This repository contains a basic Flink app that processes a hypothetical e-commerce order stream containing all details for every purchase made by a customer in a given order. This app produces an output whenever it detects two specific product IDs ordered on the same day.
Pre-requisites:
- Install Maven
- Install Intellij (community edition is free)
- Other internal JDK dependencies can be automatically installed from the Intellij IDE.
- To build final .jar file, run mvn clean package in root directory (where pom.xml is present)
Notes:
- Each file contains inline comments explaining it's use and how things work internally.
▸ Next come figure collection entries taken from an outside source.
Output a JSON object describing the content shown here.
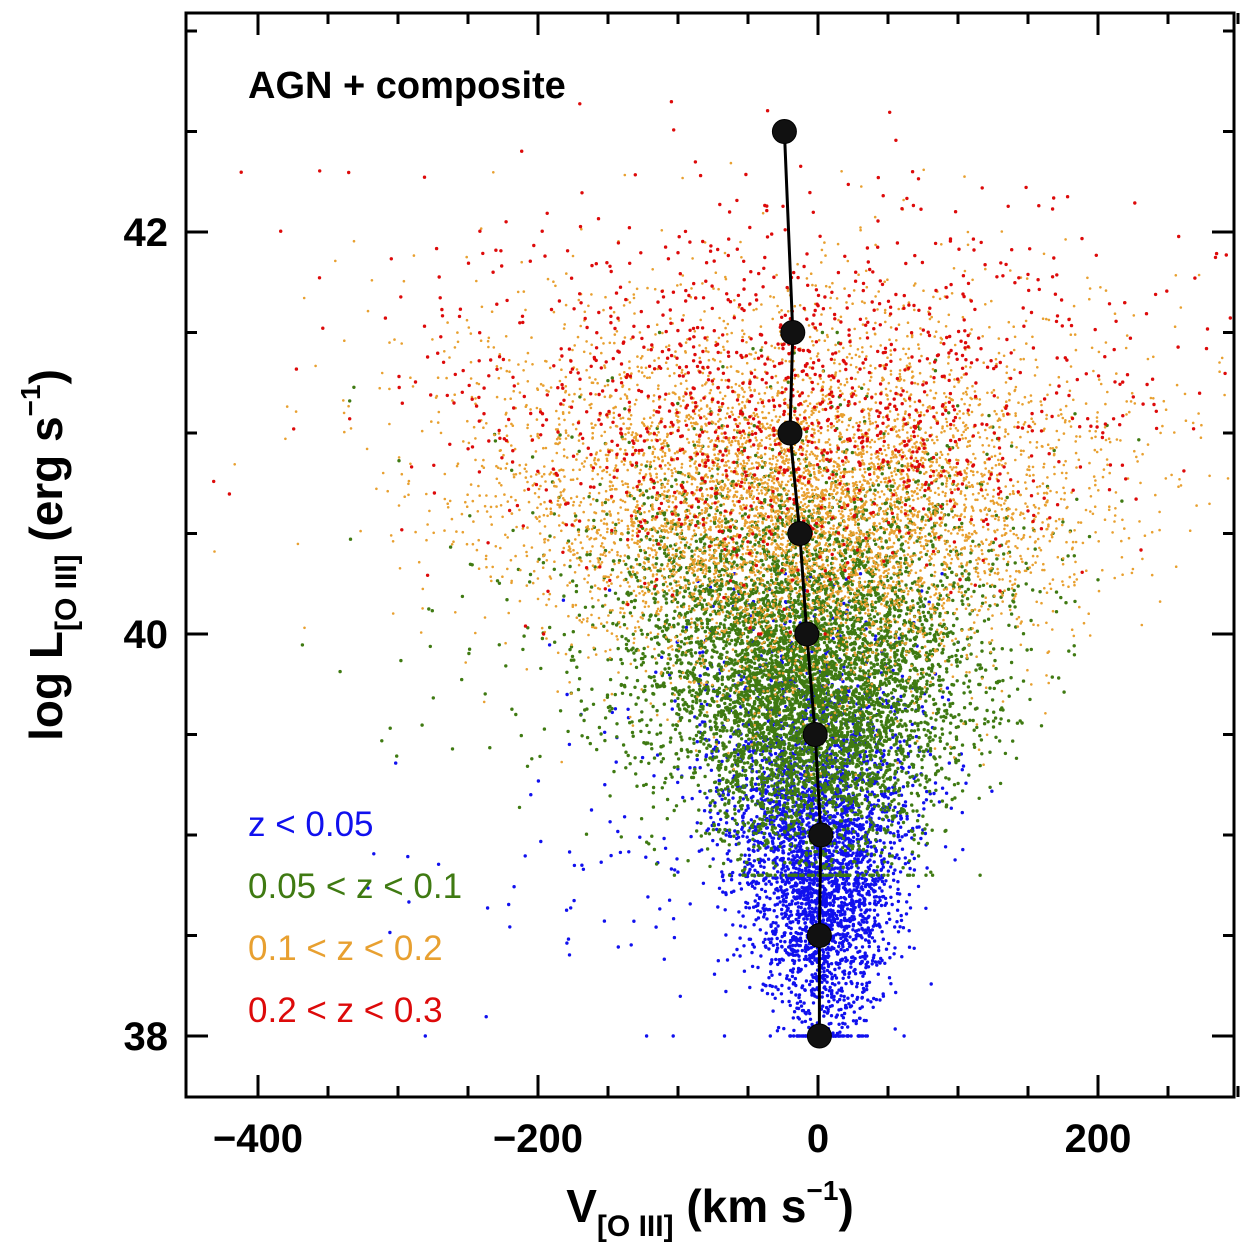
{
  "chart_data": {
    "type": "scatter",
    "title": "AGN + composite",
    "xlabel": {
      "main": "V",
      "sub": "[O III]",
      "units": " (km s",
      "sup": "−1",
      "close": ")"
    },
    "ylabel": {
      "main": "log L",
      "sub": "[O III]",
      "units": " (erg s",
      "sup": "−1",
      "close": ")"
    },
    "xlim": [
      -450,
      300
    ],
    "ylim": [
      37.7,
      43.0
    ],
    "x_ticks": [
      -400,
      -200,
      0,
      200
    ],
    "x_tick_labels": [
      "−400",
      "−200",
      "0",
      "200"
    ],
    "y_ticks": [
      38,
      40,
      42
    ],
    "y_tick_labels": [
      "38",
      "40",
      "42"
    ],
    "legend": {
      "placement": "bottom-left",
      "entries": [
        {
          "label": "z < 0.05",
          "color": "#1010ee"
        },
        {
          "label": "0.05 < z < 0.1",
          "color": "#3f7a12"
        },
        {
          "label": "0.1 < z < 0.2",
          "color": "#e8a030"
        },
        {
          "label": "0.2 < z < 0.3",
          "color": "#dd0a0a"
        }
      ]
    },
    "series": [
      {
        "name": "z < 0.05",
        "color": "#1010ee",
        "count": 3500,
        "y_range": [
          38.0,
          40.3
        ],
        "y_center": 38.85,
        "x_sigma": 28
      },
      {
        "name": "0.05 < z < 0.1",
        "color": "#3f7a12",
        "count": 6500,
        "y_range": [
          38.8,
          41.5
        ],
        "y_center": 39.75,
        "x_sigma": 36
      },
      {
        "name": "0.1 < z < 0.2",
        "color": "#e8a030",
        "count": 6000,
        "y_range": [
          39.3,
          42.8
        ],
        "y_center": 40.6,
        "x_sigma": 50
      },
      {
        "name": "0.2 < z < 0.3",
        "color": "#dd0a0a",
        "count": 1300,
        "y_range": [
          40.0,
          42.9
        ],
        "y_center": 41.1,
        "x_sigma": 55
      }
    ],
    "binned_median": {
      "color": "#000000",
      "x": [
        -24,
        -18,
        -20,
        -13,
        -8,
        -2,
        2,
        1,
        1
      ],
      "y": [
        42.5,
        41.5,
        41.0,
        40.5,
        40.0,
        39.5,
        39.0,
        38.5,
        38.0
      ]
    }
  }
}
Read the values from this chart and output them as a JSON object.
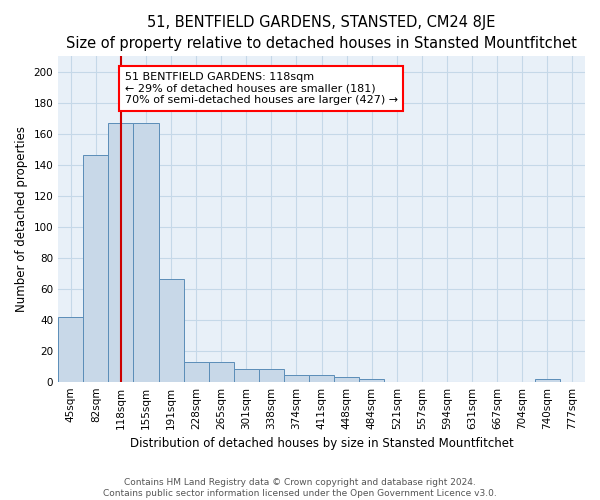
{
  "title": "51, BENTFIELD GARDENS, STANSTED, CM24 8JE",
  "subtitle": "Size of property relative to detached houses in Stansted Mountfitchet",
  "xlabel": "Distribution of detached houses by size in Stansted Mountfitchet",
  "ylabel": "Number of detached properties",
  "footnote1": "Contains HM Land Registry data © Crown copyright and database right 2024.",
  "footnote2": "Contains public sector information licensed under the Open Government Licence v3.0.",
  "bin_labels": [
    "45sqm",
    "82sqm",
    "118sqm",
    "155sqm",
    "191sqm",
    "228sqm",
    "265sqm",
    "301sqm",
    "338sqm",
    "374sqm",
    "411sqm",
    "448sqm",
    "484sqm",
    "521sqm",
    "557sqm",
    "594sqm",
    "631sqm",
    "667sqm",
    "704sqm",
    "740sqm",
    "777sqm"
  ],
  "bar_heights": [
    42,
    146,
    167,
    167,
    66,
    13,
    13,
    8,
    8,
    4,
    4,
    3,
    2,
    0,
    0,
    0,
    0,
    0,
    0,
    2,
    0
  ],
  "bar_color": "#c8d8e8",
  "bar_edge_color": "#5b8db8",
  "red_line_x": 2,
  "annotation_line1": "51 BENTFIELD GARDENS: 118sqm",
  "annotation_line2": "← 29% of detached houses are smaller (181)",
  "annotation_line3": "70% of semi-detached houses are larger (427) →",
  "annotation_box_color": "white",
  "annotation_box_edge_color": "red",
  "red_line_color": "#cc0000",
  "ylim": [
    0,
    210
  ],
  "yticks": [
    0,
    20,
    40,
    60,
    80,
    100,
    120,
    140,
    160,
    180,
    200
  ],
  "grid_color": "#c5d8e8",
  "bg_color": "#e8f0f8",
  "title_fontsize": 10.5,
  "subtitle_fontsize": 9.5,
  "ann_fontsize": 8.0,
  "ylabel_fontsize": 8.5,
  "xlabel_fontsize": 8.5,
  "tick_fontsize": 7.5,
  "footer_fontsize": 6.5
}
- The "job" class (program's entry point) has the configuration for deploying on AWS Kinesis Data Analytics. If you would like to deploy this app on your own Flink instance, the connectors and other setup will have to change.
- There is a unit test file that will allow to run the whole Flink app in your local system without needing to deploy anywhere.
Deployment:
- To deploy this app on AWS KDA, create an S3 bucket and drop the build file in there.
- You will need a Kafka cluster with two topics created for source & sink.
- Create a Flink KDA instance and point to the created S3 bucket.
- The property map containing the details of the topics and other settings should be setup as well (see Job class file).
- After the app is in "running" status, open the Flink dashboard on AWS. If everything goes well, you should see the app with two operators.